LONDON (Reuters) – Flybe, the regional British airline, is fighting for survival and the British government is being called upon to help prevent a second airline failure in less than six months, according to media reports.
Flybe, whose flights were operating as usual on Monday, said it did not comment on rumor and speculation, while the government’s Department for Transport said it did not comment on the financial affairs of private companies.
Sky News reported that Flybe bosses held rescue talks with the government on Sunday as its fragile finances were hit by a higher fuel price during the winter months when demand is lower as fewer people fly.
Accountancy firm EY is on standby to handle the possible administration of Flybe, added Sky. EY did not immediately respond to requests for comment.
Should Flybe collapse, it would be the second high-profile failure in Britain’s travel industry in less than six months after Thomas Cook went into liquidation last September, stranding thousands of passengers.
Flybe has 68 aircraft and about 2,000 staff and was already struggling when it was bought by Connect Airways, a consortium created by Virgin Atlantic, Stobart Group <STOB.L> and investment adviser Cyrus Capital for $2.8 mln last year.
The new owners’ turnaround plan involved providing a 20 million pound ($25.97 million) bridging loan facility and up to 80 million pounds of funding, but reports said more investment was needed, pushing Flybe to the brink.

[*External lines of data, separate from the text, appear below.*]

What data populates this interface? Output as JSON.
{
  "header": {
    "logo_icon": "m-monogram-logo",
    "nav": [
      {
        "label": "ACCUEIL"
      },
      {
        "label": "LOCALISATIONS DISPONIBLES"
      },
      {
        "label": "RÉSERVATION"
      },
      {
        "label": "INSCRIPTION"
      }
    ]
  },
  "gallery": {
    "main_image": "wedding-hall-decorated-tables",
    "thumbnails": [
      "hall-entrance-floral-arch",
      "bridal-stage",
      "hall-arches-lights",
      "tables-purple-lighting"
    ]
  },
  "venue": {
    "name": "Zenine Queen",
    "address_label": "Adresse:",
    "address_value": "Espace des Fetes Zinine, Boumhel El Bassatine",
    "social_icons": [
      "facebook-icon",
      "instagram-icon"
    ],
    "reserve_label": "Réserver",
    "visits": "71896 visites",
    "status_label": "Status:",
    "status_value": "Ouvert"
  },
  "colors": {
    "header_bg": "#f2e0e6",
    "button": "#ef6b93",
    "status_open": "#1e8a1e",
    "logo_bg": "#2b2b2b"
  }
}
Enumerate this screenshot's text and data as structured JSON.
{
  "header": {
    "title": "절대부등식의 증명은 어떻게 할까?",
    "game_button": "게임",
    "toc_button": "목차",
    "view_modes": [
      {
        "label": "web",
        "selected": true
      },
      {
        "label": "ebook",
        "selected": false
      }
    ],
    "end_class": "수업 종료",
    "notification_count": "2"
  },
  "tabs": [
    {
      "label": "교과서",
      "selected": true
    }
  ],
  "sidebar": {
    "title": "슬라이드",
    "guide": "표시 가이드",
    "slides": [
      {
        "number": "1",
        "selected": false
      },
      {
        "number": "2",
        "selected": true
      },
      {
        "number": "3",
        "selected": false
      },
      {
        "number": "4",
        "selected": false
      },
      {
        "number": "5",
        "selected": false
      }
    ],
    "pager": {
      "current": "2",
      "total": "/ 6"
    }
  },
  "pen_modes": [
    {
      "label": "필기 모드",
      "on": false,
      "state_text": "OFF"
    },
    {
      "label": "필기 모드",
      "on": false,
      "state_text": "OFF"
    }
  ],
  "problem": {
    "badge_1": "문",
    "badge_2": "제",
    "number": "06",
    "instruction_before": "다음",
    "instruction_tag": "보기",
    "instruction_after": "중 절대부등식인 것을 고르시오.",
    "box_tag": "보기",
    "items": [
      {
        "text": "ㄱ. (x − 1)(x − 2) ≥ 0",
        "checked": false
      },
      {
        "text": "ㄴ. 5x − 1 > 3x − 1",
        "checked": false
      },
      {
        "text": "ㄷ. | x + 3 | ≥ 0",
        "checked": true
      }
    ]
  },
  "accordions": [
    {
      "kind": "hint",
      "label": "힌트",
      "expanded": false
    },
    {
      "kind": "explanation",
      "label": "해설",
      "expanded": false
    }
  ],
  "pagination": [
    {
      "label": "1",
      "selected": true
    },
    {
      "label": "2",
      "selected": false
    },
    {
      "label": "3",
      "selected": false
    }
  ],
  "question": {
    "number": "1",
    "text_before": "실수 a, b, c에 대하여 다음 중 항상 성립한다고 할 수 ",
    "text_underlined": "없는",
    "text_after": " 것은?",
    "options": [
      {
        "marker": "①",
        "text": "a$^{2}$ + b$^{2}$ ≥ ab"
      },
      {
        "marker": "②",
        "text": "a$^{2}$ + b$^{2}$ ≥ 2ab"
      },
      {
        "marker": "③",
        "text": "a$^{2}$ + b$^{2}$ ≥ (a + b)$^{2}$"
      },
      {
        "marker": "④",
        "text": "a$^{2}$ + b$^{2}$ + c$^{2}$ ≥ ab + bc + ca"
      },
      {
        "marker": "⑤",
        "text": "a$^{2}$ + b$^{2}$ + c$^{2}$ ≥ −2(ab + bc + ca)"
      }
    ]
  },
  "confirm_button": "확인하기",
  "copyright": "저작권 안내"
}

Flybe’s fleet of small aircraft includes the Bombardier Dash-8 Q400 which seats 77 passengers and connects regional airports such as Exeter, where it is based, Birmingham and Aberdeen to other British and European cities, as well as operating flights from Europe’s busiest airport Heathrow.

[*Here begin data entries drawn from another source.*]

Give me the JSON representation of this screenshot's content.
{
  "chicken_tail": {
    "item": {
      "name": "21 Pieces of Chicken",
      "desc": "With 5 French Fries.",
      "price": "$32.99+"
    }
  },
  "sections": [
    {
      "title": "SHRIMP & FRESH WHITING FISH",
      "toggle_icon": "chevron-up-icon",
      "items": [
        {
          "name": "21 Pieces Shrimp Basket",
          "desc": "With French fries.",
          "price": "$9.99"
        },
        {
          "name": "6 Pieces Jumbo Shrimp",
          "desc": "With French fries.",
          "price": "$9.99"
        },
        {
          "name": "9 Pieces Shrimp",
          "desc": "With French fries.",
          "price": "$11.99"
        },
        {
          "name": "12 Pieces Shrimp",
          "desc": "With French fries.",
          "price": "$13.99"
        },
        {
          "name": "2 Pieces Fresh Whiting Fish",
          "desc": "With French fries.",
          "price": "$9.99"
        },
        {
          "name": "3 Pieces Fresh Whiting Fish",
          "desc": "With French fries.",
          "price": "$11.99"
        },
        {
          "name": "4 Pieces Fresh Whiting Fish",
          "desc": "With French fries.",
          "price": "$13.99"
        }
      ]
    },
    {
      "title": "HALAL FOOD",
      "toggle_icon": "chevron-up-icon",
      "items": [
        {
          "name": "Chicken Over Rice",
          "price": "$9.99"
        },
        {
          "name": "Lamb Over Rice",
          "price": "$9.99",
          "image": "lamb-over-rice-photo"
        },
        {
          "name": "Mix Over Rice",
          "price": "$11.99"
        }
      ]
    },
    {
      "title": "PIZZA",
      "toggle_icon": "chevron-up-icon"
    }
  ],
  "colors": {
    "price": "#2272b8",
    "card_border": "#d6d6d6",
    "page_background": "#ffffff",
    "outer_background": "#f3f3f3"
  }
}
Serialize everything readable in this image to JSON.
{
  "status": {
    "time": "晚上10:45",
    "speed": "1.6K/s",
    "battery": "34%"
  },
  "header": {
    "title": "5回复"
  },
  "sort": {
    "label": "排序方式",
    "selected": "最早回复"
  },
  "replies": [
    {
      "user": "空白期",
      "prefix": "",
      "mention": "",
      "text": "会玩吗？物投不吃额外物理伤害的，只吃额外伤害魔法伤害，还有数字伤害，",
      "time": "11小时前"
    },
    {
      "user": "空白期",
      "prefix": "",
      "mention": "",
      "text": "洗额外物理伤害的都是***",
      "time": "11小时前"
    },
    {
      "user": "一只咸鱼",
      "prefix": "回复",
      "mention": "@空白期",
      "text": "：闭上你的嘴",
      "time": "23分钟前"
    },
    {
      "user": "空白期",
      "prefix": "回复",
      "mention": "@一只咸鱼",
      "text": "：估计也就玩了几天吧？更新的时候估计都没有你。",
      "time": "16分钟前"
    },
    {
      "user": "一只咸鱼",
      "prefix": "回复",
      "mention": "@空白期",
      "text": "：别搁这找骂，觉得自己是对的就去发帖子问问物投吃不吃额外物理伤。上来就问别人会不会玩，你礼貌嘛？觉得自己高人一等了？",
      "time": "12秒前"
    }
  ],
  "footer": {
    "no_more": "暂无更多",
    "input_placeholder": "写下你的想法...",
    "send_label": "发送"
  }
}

While demand for flights from airports such as Heathrow was healthy, Flybe struggled to compete against road and rail options on some regional flights, said analysts.
Ben Bradshaw, lawmaker for the opposition Labor party who represents Exeter, said Flybe was important for British connectivity.
“I would expect the government to work closely with its management to secure the future of such a strategically important business,” he was quoted by local news provider DevonLive as saying.
Flybe said in its statement: “Flybe continues to provide great service and connectivity for our customers while ensuring they can continue to travel as planned. We don’t comment on rumor or speculation.”